Using `df.iloc[i + 1]` inside an `iterrows` loop incurs indexing overhead for each iteration, but it avoids the memory cost of materializing the entire DataFrame as a list. For small to medium DataFrames, the performance difference is negligible. For large DataFrames, you should prefer vectorized `shift` operations or `itertuples` to minimize both memory and CPU overhead.

### Does `iterrows` preserve data types when accessing the next row?

`iterrows` converts each row to a Series, which can cause **dtype coercion** because the Series must hold a single dtype per column. When you access the next row—whether via list indexing or `iloc`—you receive a Series that may have converted integers to floats or other types to accommodate `NaN` values. `itertuples` preserves original dtypes better because it returns namedtuples rather than Series objects.

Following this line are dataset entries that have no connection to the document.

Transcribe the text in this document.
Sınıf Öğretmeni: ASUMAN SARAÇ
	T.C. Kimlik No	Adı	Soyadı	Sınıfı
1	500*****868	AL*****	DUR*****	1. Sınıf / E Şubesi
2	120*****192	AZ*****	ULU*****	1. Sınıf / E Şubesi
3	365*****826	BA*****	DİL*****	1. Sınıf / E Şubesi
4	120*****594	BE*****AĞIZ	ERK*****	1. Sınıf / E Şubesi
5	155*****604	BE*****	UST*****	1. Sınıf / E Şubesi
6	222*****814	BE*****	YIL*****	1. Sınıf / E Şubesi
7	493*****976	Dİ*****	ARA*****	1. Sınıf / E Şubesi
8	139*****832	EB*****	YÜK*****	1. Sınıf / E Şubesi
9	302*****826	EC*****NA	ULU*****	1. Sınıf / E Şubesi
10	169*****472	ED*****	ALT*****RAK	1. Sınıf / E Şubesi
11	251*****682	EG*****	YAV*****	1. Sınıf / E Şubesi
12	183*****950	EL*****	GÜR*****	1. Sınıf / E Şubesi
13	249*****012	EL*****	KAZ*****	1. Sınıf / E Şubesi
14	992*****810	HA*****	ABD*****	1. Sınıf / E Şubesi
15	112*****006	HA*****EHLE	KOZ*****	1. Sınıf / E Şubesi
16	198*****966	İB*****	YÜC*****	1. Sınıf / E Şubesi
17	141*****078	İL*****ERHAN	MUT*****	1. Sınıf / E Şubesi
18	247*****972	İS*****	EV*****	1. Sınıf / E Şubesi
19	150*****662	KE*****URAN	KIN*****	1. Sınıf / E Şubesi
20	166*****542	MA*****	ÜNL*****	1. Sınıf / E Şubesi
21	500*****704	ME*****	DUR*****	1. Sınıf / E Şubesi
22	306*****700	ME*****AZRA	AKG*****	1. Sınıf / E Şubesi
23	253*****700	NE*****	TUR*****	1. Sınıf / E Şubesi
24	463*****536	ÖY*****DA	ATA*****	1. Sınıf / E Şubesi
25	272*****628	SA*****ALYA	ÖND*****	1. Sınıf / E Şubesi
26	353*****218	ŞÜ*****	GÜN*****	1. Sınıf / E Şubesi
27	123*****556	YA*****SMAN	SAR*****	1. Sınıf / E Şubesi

### What is the most Pythonic way to compare current and next rows?

For readability and performance, the most Pythonic approach is to use **vectorized operations** with `shift` to create a comparison column, then filter or calculate differences without explicit loops. If you must iterate, materializing `itertuples` to a list and using `enumerate` for indexing produces cleaner code than managing manual `next()` calls or exception handling inside the loop.